Statistical analysis

Ethnicity was categorized into three groups (whites, non-whites and unknown) and education was categorized into four groups (0–5 years, 6–12 years, ≥13 years and missing). Household income was also divided into seven subgroups, including <18000, 18000–30999, 31000–51999, 52000–100000, >100000, unknown and not answered.
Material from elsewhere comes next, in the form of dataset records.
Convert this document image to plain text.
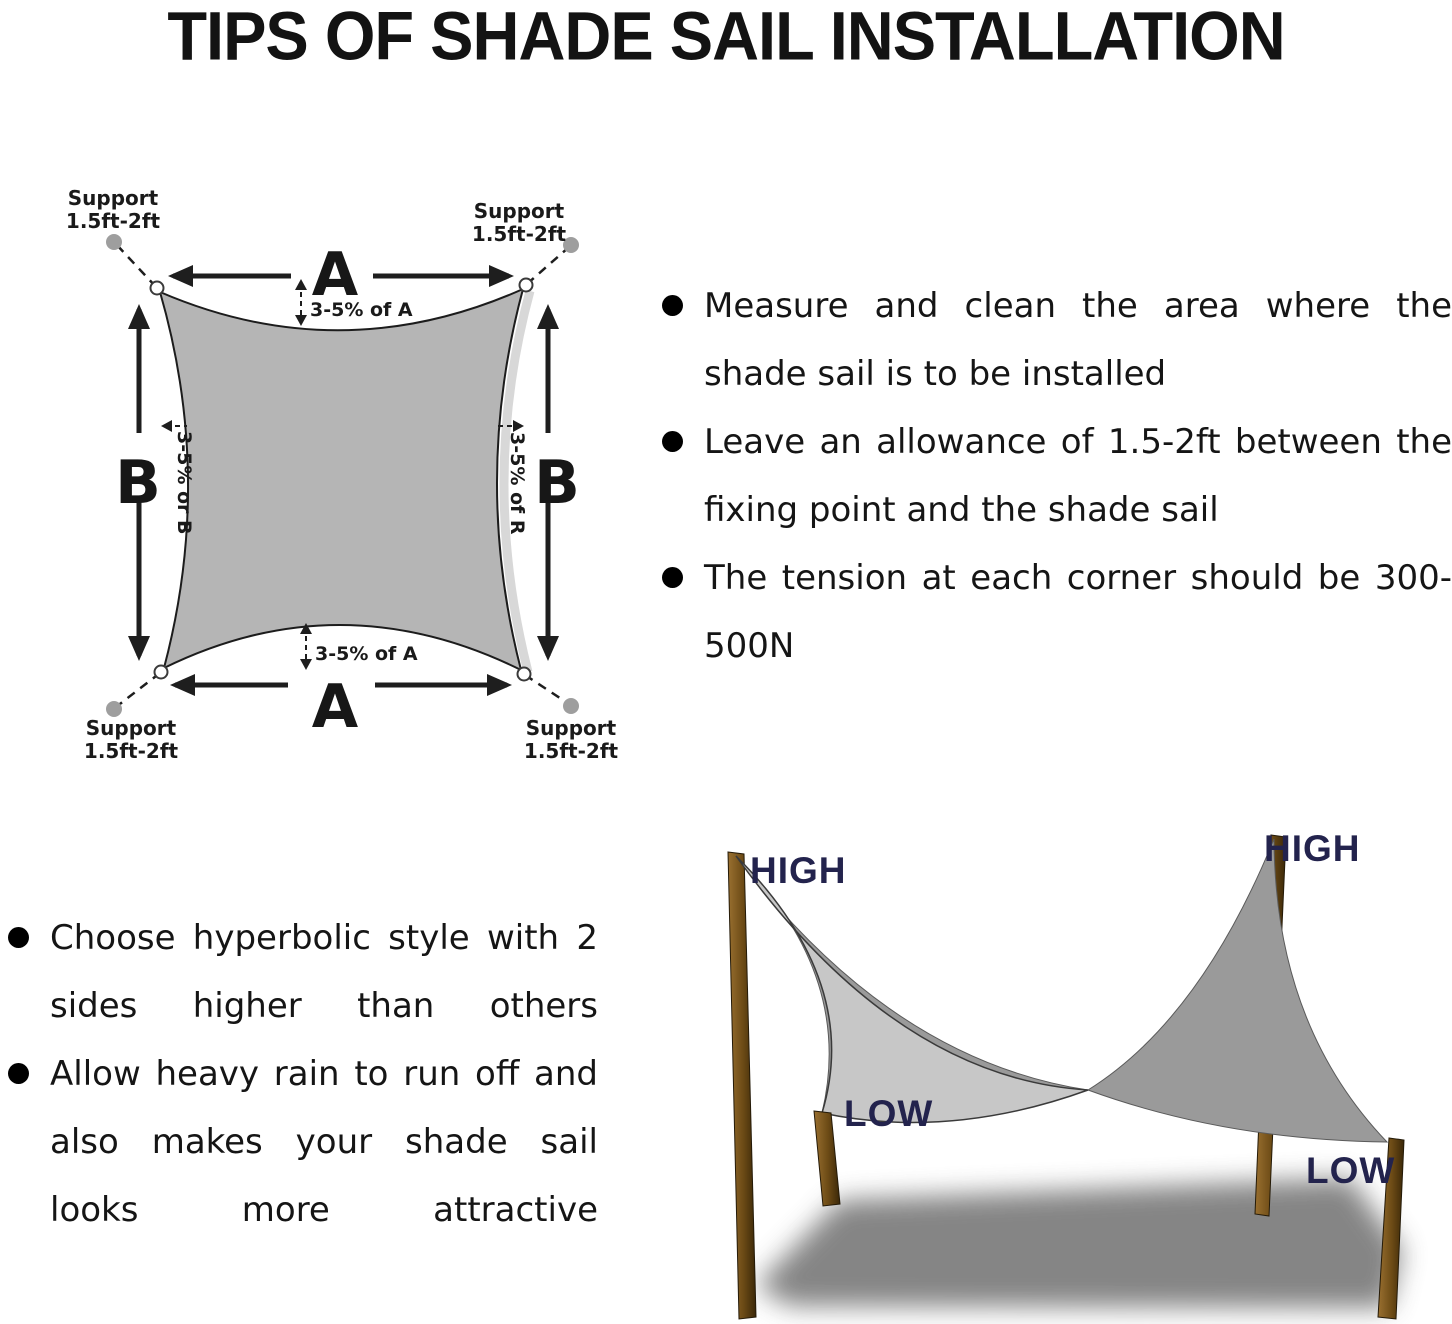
TIPS OF SHADE SAIL INSTALLATION
Support
1.5ft-2ft	Support
1.5ft-2ft
Support
1.5ft-2ft
Support
1.5ft-2ft
A
A
B	B
3-5% of A
3-5% of A
3-5% or B	3-5% of R
Measure and clean the area where the shade sail is to be installed
Leave an allowance of 1.5-2ft between the fixing point and the shade sail
The tension at each corner should be 300-500N
Choose hyperbolic style with 2 sides higher than others
Allow heavy rain to run off and also makes your shade sail looks more attractive
HIGH
HIGH
LOW
LOW
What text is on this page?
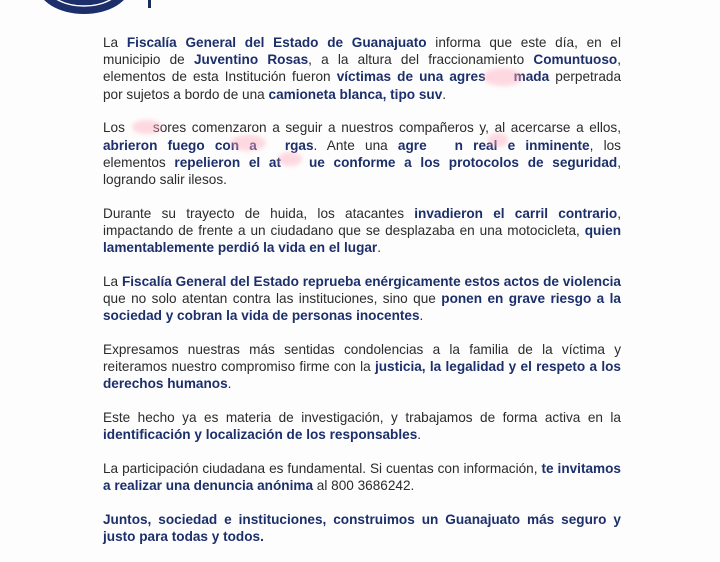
La Fiscalía General del Estado de Guanajuato informa que este día, en el municipio de Juventino Rosas, a la altura del fraccionamiento Comuntuoso, elementos de esta Institución fueron víctimas de una agres mada perpetrada por sujetos a bordo de una camioneta blanca, tipo suv.

Los sores comenzaron a seguir a nuestros compañeros y, al acercarse a ellos, abrieron fuego con a rgas. Ante una agre n real e inminente, los elementos repelieron el at ue conforme a los protocolos de seguridad, logrando salir ilesos.

Durante su trayecto de huida, los atacantes invadieron el carril contrario, impactando de frente a un ciudadano que se desplazaba en una motocicleta, quien lamentablemente perdió la vida en el lugar.

La Fiscalía General del Estado reprueba enérgicamente estos actos de violencia que no solo atentan contra las instituciones, sino que ponen en grave riesgo a la sociedad y cobran la vida de personas inocentes.

Expresamos nuestras más sentidas condolencias a la familia de la víctima y reiteramos nuestro compromiso firme con la justicia, la legalidad y el respeto a los derechos humanos.

Este hecho ya es materia de investigación, y trabajamos de forma activa en la identificación y localización de los responsables.

La participación ciudadana es fundamental. Si cuentas con información, te invitamos a realizar una denuncia anónima al 800 3686242.

Juntos, sociedad e instituciones, construimos un Guanajuato más seguro y justo para todas y todos.
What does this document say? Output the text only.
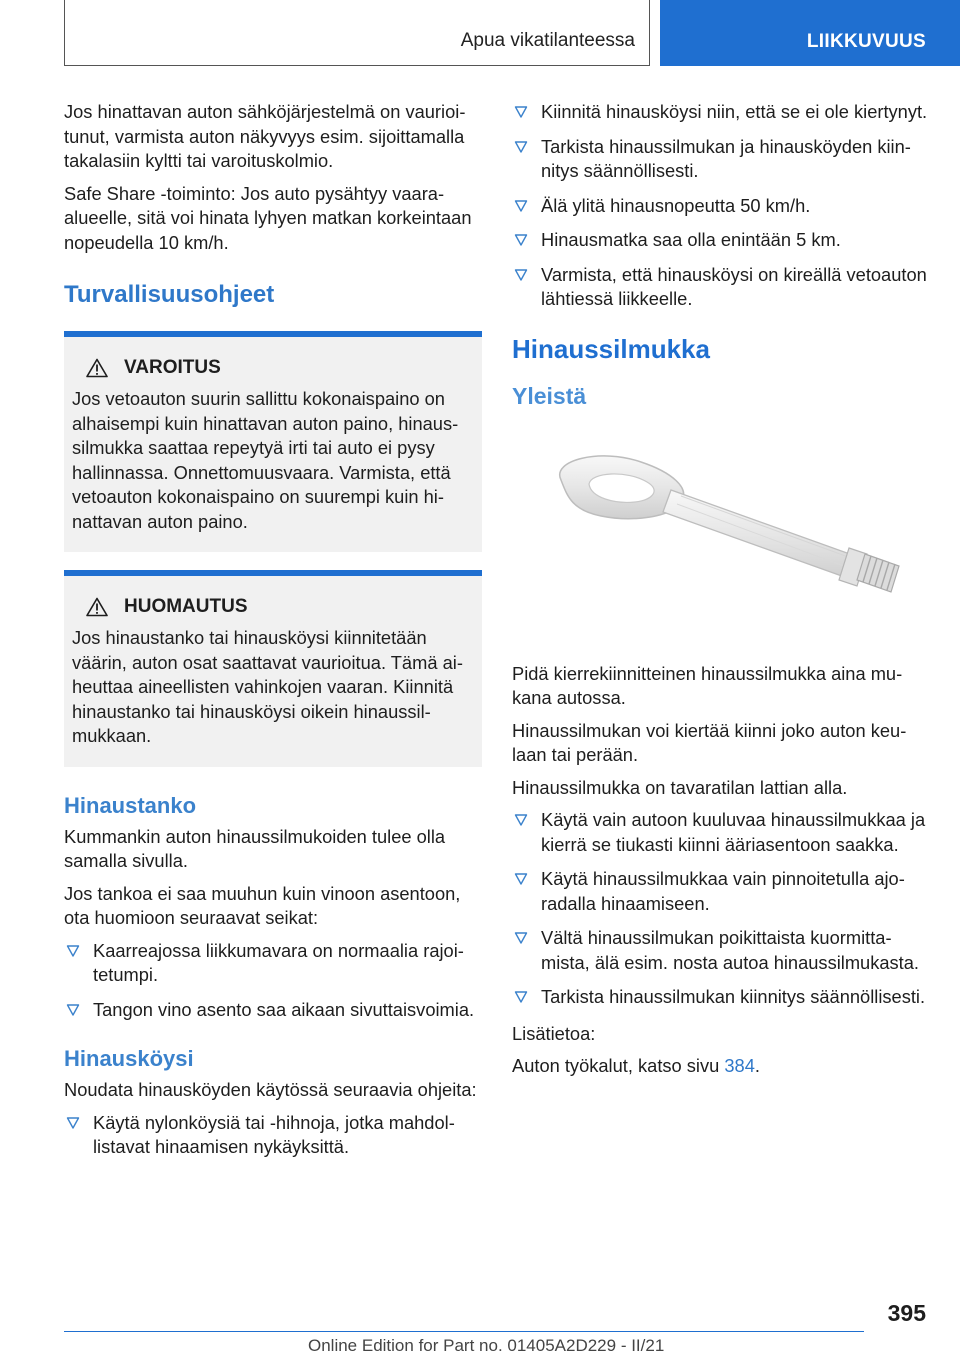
Apua vikatilanteessa	LIIKKUVUUS

Jos hinattavan auton sähköjärjestelmä on vaurioitunut, varmista auton näkyvyys esim. sijoittamalla takalasiin kyltti tai varoituskolmio.

Safe Share -toiminto: Jos auto pysähtyy vaaraalueelle, sitä voi hinata lyhyen matkan korkeintaan nopeudella 10 km/h.

Turvallisuusohjeet
VAROITUS

Jos vetoauton suurin sallittu kokonaispaino on alhaisempi kuin hinattavan auton paino, hinaussilmukka saattaa repeytyä irti tai auto ei pysy hallinnassa. Onnettomuusvaara. Varmista, että vetoauton kokonaispaino on suurempi kuin hinattavan auton paino.

HUOMAUTUS

Jos hinaustanko tai hinausköysi kiinnitetään väärin, auton osat saattavat vaurioitua. Tämä aiheuttaa aineellisten vahinkojen vaaran. Kiinnitä hinaustanko tai hinausköysi oikein hinaussilmukkaan.

Hinaustanko

Kummankin auton hinaussilmukoiden tulee olla samalla sivulla.

Jos tankoa ei saa muuhun kuin vinoon asentoon, ota huomioon seuraavat seikat:

Kaarreajossa liikkumavara on normaalia rajoitetumpi.
Tangon vino asento saa aikaan sivuttaisvoimia.
Hinausköysi

Noudata hinausköyden käytössä seuraavia ohjeita:

Käytä nylonköysiä tai -hihnoja, jotka mahdollistavat hinaamisen nykäyksittä.
Kiinnitä hinausköysi niin, että se ei ole kiertynyt.
Tarkista hinaussilmukan ja hinausköyden kiinnitys säännöllisesti.
Älä ylitä hinausnopeutta 50 km/h.
Hinausmatka saa olla enintään 5 km.
Varmista, että hinausköysi on kireällä vetoauton lähtiessä liikkeelle.
Hinaussilmukka
Yleistä

Pidä kierrekiinnitteinen hinaussilmukka aina mukana autossa.

Hinaussilmukan voi kiertää kiinni joko auton keulaan tai perään.

Hinaussilmukka on tavaratilan lattian alla.

Käytä vain autoon kuuluvaa hinaussilmukkaa ja kierrä se tiukasti kiinni ääriasentoon saakka.
Käytä hinaussilmukkaa vain pinnoitetulla ajoradalla hinaamiseen.
Vältä hinaussilmukan poikittaista kuormittamista, älä esim. nosta autoa hinaussilmukasta.
Tarkista hinaussilmukan kiinnitys säännöllisesti.

Lisätietoa:

Auton työkalut, katso sivu 384.

395
Online Edition for Part no. 01405A2D229 - II/21
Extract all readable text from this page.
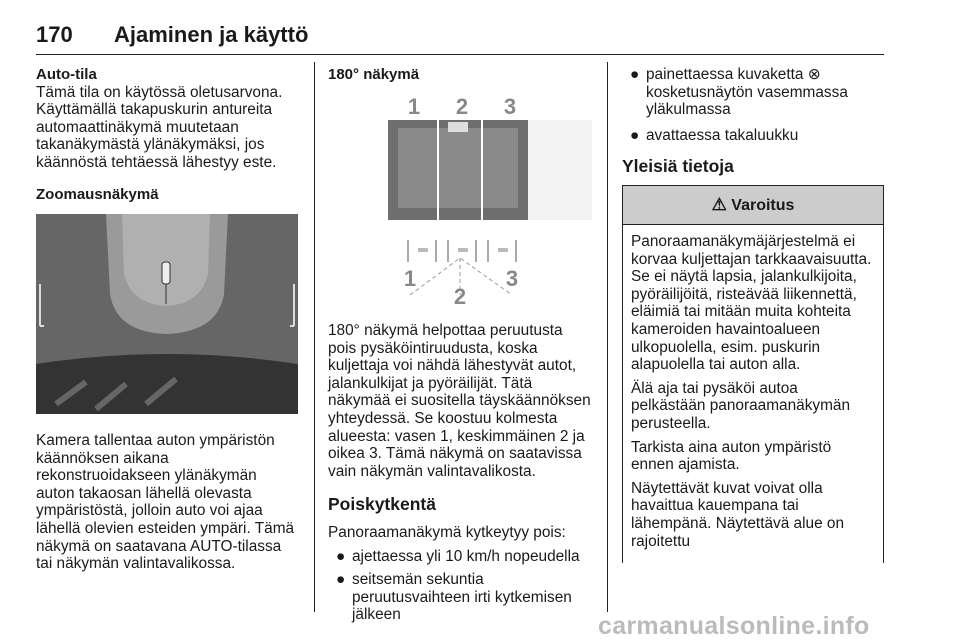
170 Ajaminen ja käyttö

Auto-tila

Tämä tila on käytössä oletusarvona. Käyttämällä takapuskurin antureita automaattinäkymä muutetaan takanäkymästä ylänäkymäksi, jos käännöstä tehtäessä lähestyy este.

Zoomausnäkymä

Kamera tallentaa auton ympäristön käännöksen aikana rekonstruoidakseen ylänäkymän auton takaosan lähellä olevasta ympäristöstä, jolloin auto voi ajaa lähellä olevien esteiden ympäri. Tämä näkymä on saatavana AUTO-tilassa tai näkymän valintavalikossa.

180° näkymä

1 2 3
1
2
3

180° näkymä helpottaa peruutusta pois pysäköintiruudusta, koska kuljettaja voi nähdä lähestyvät autot, jalankulkijat ja pyöräilijät. Tätä näkymää ei suositella täyskäännöksen yhteydessä. Se koostuu kolmesta alueesta: vasen 1, keskimmäinen 2 ja oikea 3. Tämä näkymä on saatavissa vain näkymän valintavalikosta.

Poiskytkentä

Panoraamanäkymä kytkeytyy pois:

● ajettaessa yli 10 km/h nopeudella
● seitsemän sekuntia peruutusvaihteen irti kytkemisen jälkeen
● painettaessa kuvaketta ⊗ kosketusnäytön vasemmassa yläkulmassa
● avattaessa takaluukku

Yleisiä tietoja

⚠ Varoitus

Panoraamanäkymäjärjestelmä ei korvaa kuljettajan tarkkaavaisuutta. Se ei näytä lapsia, jalankulkijoita, pyöräilijöitä, risteävää liikennettä, eläimiä tai mitään muita kohteita kameroiden havaintoalueen ulkopuolella, esim. puskurin alapuolella tai auton alla.

Älä aja tai pysäköi autoa pelkästään panoraamanäkymän perusteella.

Tarkista aina auton ympäristö ennen ajamista.

Näytettävät kuvat voivat olla havaittua kauempana tai lähempänä. Näytettävä alue on rajoitettu

carmanualsonline.info
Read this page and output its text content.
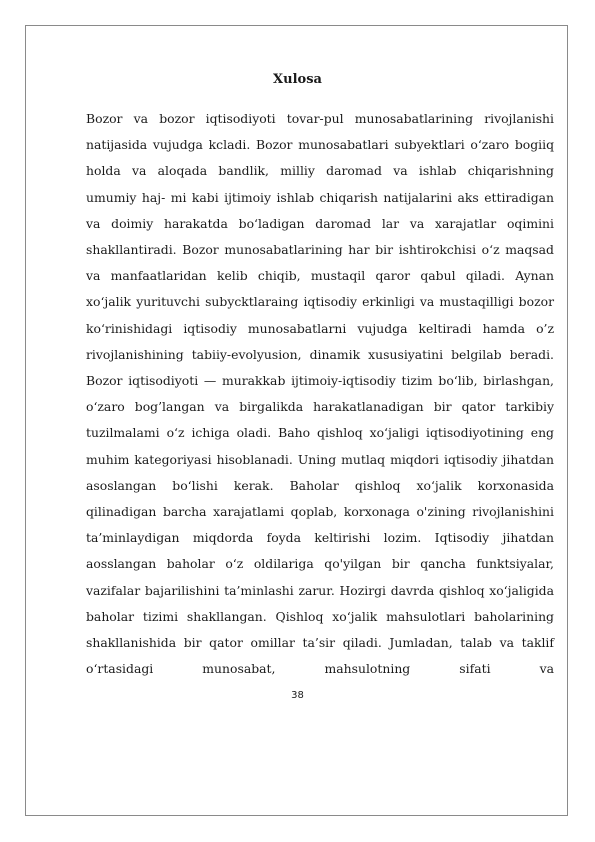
Xulosa

Bozor va bozor iqtisodiyoti tovar-pul munosabatlarining rivojlanishi natijasida vujudga kcladi. Bozor munosabatlari subyektlari o‘zaro bogiiq holda va aloqada bandlik, milliy daromad va ishlab chiqarishning umumiy haj- mi kabi ijtimoiy ishlab chiqarish natijalarini aks ettiradigan va doimiy harakatda bo‘ladigan daromad lar va xarajatlar oqimini shakllantiradi. Bozor munosabatlarining har bir ishtirokchisi o‘z maqsad va manfaatlaridan kelib chiqib, mustaqil qaror qabul qiladi. Aynan xo‘jalik yurituvchi subycktlaraing iqtisodiy erkinligi va mustaqilligi bozor ko‘rinishidagi iqtisodiy munosabatlarni vujudga keltiradi hamda o’z rivojlanishining tabiiy-evolyusion, dinamik xususiyatini belgilab beradi. Bozor iqtisodiyoti — murakkab ijtimoiy-iqtisodiy tizim bo‘lib, birlashgan, o‘zaro bog’langan va birgalikda harakatlanadigan bir qator tarkibiy tuzilmalami o‘z ichiga oladi. Baho qishloq xo‘jaligi iqtisodiyotining eng muhim kategoriyasi hisoblanadi. Uning mutlaq miqdori iqtisodiy jihatdan asoslangan bo‘lishi kerak. Baholar qishloq xo‘jalik korxonasida qilinadigan barcha xarajatlami qoplab, korxonaga o'zining rivojlanishini ta’minlaydigan miqdorda foyda keltirishi lozim. Iqtisodiy jihatdan aosslangan baholar o‘z oldilariga qo'yilgan bir qancha funktsiyalar, vazifalar bajarilishini ta’minlashi zarur. Hozirgi davrda qishloq xo‘jaligida baholar tizimi shakllangan. Qishloq xo‘jalik mahsulotlari baholarining shakllanishida bir qator omillar ta’sir qiladi. Jumladan, talab va taklif o‘rtasidagi munosabat, mahsulotning sifati va

38
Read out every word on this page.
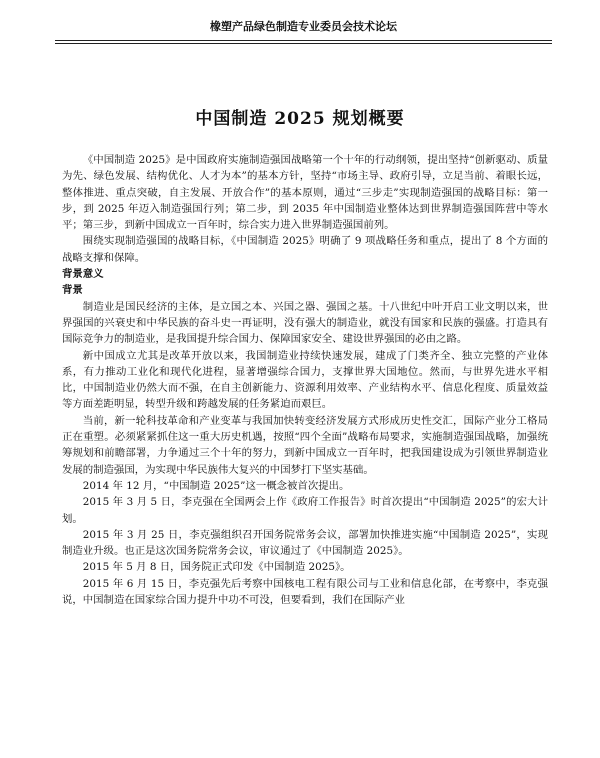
橡塑产品绿色制造专业委员会技术论坛
中国制造 2025 规划概要

《中国制造 2025》是中国政府实施制造强国战略第一个十年的行动纲领，提出坚持“创新驱动、质量为先、绿色发展、结构优化、人才为本”的基本方针，坚持“市场主导、政府引导，立足当前、着眼长远，整体推进、重点突破，自主发展、开放合作”的基本原则，通过“三步走”实现制造强国的战略目标：第一步，到 2025 年迈入制造强国行列；第二步，到 2035 年中国制造业整体达到世界制造强国阵营中等水平；第三步，到新中国成立一百年时，综合实力进入世界制造强国前列。

围绕实现制造强国的战略目标，《中国制造 2025》明确了 9 项战略任务和重点，提出了 8 个方面的战略支撑和保障。

背景意义

背景

制造业是国民经济的主体，是立国之本、兴国之器、强国之基。十八世纪中叶开启工业文明以来，世界强国的兴衰史和中华民族的奋斗史一再证明，没有强大的制造业，就没有国家和民族的强盛。打造具有国际竞争力的制造业，是我国提升综合国力、保障国家安全、建设世界强国的必由之路。

新中国成立尤其是改革开放以来，我国制造业持续快速发展，建成了门类齐全、独立完整的产业体系，有力推动工业化和现代化进程，显著增强综合国力，支撑世界大国地位。然而，与世界先进水平相比，中国制造业仍然大而不强，在自主创新能力、资源利用效率、产业结构水平、信息化程度、质量效益等方面差距明显，转型升级和跨越发展的任务紧迫而艰巨。

当前，新一轮科技革命和产业变革与我国加快转变经济发展方式形成历史性交汇，国际产业分工格局正在重塑。必须紧紧抓住这一重大历史机遇，按照“四个全面”战略布局要求，实施制造强国战略，加强统筹规划和前瞻部署，力争通过三个十年的努力，到新中国成立一百年时，把我国建设成为引领世界制造业发展的制造强国，为实现中华民族伟大复兴的中国梦打下坚实基础。

2014 年 12 月，“中国制造 2025”这一概念被首次提出。

2015 年 3 月 5 日，李克强在全国两会上作《政府工作报告》时首次提出“中国制造 2025”的宏大计划。

2015 年 3 月 25 日，李克强组织召开国务院常务会议，部署加快推进实施“中国制造 2025”，实现制造业升级。也正是这次国务院常务会议，审议通过了《中国制造 2025》。

2015 年 5 月 8 日，国务院正式印发《中国制造 2025》。

2015 年 6 月 15 日，李克强先后考察中国核电工程有限公司与工业和信息化部，在考察中，李克强说，中国制造在国家综合国力提升中功不可没，但要看到，我们在国际产业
One-way ANOVA and chi-square test for categorical variables was used to examine the difference of baseline characteristics among participants with different quintiles (Q) of fruit and vegetable intake. Cox Proportional Regression models were used to estimate the risk for incident cataract associated with vegetable and fruit intake. Model 1 was adjusted for age and gender; Model 2 was adjusted for Model 1 plus ethnicity, education, household income, total energy intake, vitamin supplement intake, alcohol consumption, physical activity, smoking, and sleep duration; Model 3 was adjusted for Model 2 plus BMI, HDL-C, LDL-C, triglycerides, HbA1c, hypertension, and depression; Model 4 was adjusted for Model 3 plus vitamin D and medications for lipids, blood pressure, or glucose lowering. Cox Proportional Regression models were used to test whether the association between vegetable/fruit intake and incident cataract was moderated by age, gender, education, smoking, obesity, hypertension, diabetes, or depression. The analysis was adjusted for age, gender, ethnicity, education, household income, total energy intake, alcohol consumption, physical activity, smoking, sleep duration, BMI, HDL-C, LDL-C, triglycerides, HbA1c, hypertension, and depression. All analyses were completed using the SAS software package (version 9.4; SAS Institute, Cary, NC, USA). A two-tailed P-value of <0.05 was used as the level of statistical significance.